I am honestly going to miss you. You were my first and only time in the cloud. You were so experienced, and I was so… fresh. We had some great times. I remember that one time when we stayed up all night learning how to create AMI’s. We had so much fun launching and terminating, except for that one time when the accidental termination policy wasn’t set. Man that really sucked. I know you didnt mean it, just like now I know you didn’t mean to walk out on me for almost 2 days, but you gotta understand. I have needs. I need to get back in the cloud and I need support. You know the kind where it’s included in the overpriced retail cost. The kind where I can call up a support agent intead of begging Luke to stop my instance in the forums. I know Luke probably has a bigger keyboard then me, but that’s not the point. The point is that I thought we had a connection. Like a real port 21 connection. I guess I should have gotten the picture when you first refused my connection two nights ago in the wee hours of the morning. I thought it was just because I was drunk but it turns out I was wrong. I guess you just aren’t interested in me anymore… And that’s ok. It’s my time to move on. I hope you don’t forget me, because I won’t forget you and your cute little EBS volumes that I loved to attach and detatch.

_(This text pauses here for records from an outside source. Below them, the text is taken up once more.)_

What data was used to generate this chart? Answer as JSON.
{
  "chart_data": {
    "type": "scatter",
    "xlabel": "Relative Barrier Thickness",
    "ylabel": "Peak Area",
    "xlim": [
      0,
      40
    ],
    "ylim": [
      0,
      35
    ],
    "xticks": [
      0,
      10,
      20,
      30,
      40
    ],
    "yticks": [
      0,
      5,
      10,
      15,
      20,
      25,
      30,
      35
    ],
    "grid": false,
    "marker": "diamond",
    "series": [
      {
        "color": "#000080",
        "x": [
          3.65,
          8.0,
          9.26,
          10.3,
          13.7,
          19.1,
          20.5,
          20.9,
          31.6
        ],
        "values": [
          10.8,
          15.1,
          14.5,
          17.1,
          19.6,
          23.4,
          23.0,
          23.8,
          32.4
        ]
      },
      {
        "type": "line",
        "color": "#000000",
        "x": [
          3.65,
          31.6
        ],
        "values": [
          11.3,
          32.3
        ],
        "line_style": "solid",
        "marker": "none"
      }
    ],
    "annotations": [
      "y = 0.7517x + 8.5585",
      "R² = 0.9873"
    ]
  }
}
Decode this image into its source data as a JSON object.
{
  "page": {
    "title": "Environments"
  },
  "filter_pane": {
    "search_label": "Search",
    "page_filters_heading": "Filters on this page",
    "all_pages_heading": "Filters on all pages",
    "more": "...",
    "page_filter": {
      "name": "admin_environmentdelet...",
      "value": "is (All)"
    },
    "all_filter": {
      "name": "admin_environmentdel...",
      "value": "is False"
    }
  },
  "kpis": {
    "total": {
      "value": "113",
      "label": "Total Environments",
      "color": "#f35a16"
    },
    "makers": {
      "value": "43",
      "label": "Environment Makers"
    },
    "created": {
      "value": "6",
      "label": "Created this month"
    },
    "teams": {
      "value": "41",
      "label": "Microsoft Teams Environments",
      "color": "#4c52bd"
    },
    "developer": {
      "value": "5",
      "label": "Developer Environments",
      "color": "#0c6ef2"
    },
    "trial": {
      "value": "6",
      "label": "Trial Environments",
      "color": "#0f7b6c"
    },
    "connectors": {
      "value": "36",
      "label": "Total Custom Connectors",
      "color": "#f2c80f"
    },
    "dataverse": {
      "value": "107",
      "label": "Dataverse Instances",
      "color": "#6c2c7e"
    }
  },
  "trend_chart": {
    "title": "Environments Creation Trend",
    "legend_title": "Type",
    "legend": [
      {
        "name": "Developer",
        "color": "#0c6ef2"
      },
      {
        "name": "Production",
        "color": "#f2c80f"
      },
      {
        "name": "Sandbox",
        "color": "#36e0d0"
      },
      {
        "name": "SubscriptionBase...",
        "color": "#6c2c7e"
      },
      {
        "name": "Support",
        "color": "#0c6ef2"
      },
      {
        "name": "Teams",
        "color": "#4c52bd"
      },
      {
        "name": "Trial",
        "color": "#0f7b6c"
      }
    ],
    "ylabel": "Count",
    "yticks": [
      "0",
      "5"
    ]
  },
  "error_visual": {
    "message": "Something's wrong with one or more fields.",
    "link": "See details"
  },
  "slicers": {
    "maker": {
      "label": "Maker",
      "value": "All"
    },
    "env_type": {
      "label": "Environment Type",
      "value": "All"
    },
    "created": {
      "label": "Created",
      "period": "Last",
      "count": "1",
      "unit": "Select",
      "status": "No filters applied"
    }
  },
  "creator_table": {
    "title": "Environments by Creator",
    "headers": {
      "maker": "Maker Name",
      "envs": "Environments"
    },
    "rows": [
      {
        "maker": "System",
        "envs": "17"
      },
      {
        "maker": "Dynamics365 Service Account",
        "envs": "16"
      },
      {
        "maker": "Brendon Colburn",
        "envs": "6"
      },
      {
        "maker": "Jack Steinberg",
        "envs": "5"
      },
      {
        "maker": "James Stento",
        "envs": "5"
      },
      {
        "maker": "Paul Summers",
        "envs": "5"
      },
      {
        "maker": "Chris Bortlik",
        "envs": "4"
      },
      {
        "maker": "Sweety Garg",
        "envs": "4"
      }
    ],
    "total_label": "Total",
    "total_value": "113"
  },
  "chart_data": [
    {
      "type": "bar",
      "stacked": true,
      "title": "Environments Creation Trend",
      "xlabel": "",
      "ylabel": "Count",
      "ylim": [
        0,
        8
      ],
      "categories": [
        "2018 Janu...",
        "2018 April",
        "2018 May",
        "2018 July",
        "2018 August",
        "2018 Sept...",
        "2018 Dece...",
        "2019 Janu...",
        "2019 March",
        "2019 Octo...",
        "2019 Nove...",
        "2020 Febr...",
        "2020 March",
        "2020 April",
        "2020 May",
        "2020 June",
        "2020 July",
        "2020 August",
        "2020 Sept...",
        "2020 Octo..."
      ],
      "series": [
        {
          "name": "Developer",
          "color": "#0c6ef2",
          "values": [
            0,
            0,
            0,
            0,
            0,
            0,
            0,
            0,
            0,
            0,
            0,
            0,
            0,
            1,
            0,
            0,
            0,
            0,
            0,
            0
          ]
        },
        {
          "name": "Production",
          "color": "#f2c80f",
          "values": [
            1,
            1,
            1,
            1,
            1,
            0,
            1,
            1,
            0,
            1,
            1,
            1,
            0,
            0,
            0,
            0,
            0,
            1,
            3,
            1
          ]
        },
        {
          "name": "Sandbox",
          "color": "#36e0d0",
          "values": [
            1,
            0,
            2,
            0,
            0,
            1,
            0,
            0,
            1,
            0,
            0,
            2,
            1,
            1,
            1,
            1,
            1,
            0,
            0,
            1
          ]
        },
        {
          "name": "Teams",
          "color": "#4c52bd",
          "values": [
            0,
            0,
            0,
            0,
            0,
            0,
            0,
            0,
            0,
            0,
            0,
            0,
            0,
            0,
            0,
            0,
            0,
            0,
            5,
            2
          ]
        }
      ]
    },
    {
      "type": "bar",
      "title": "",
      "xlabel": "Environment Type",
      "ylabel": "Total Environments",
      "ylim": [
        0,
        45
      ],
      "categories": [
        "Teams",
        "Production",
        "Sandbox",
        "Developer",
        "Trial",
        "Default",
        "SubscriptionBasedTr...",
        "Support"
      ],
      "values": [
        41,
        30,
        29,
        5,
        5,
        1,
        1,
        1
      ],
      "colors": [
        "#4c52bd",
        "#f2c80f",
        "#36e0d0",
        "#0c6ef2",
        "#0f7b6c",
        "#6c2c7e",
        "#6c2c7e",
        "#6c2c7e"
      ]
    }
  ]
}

Farewell EC2, We had a good go. I’m switching DNS.

P.S. I want my Jovi records back.

It would be interesting to know what really happened this time, and what AWS will do to soothe our collective ‘apprehensions’ and regain our lost — or at least degraded — confidence. They can start by immediately dropping prices across the board (to stop the migration out of AWS or at halt of expansion using AWS services — I already know we’ll do the latter) as we don’t really know (nor care) what they will be doing to make sure this so called network event does not happen again, because we already know.. it will.

Major AWS Outage in US-EAST 24 hours and counting…

In Cloud Computing, Networking on April 22, 2011 at 5:22 pm

Since about 1AM PDT AWS US-East’s EBS service has been down. It’s been 24 hours now and many people are getting mighty antsy about this disaster, which according to their status site is caused by “networking event early this morning triggered a large amount of re-mirroring of EBS volumes in US-EAST-1. This re-mirroring created a shortage of capacity in one of the US-EAST-1 Availability Zones, which impacted new EBS volume creation as well as the pace with which we could re-mirror and recover affected EBS volumes.“. The irony is, the automated backup activity is bringing down the entire EBS infrastructure and EC2 (those instances that depend on EBS anyway — which most probably do) in the availability zone.

As for my servers, they seem to be ok in US-WEST.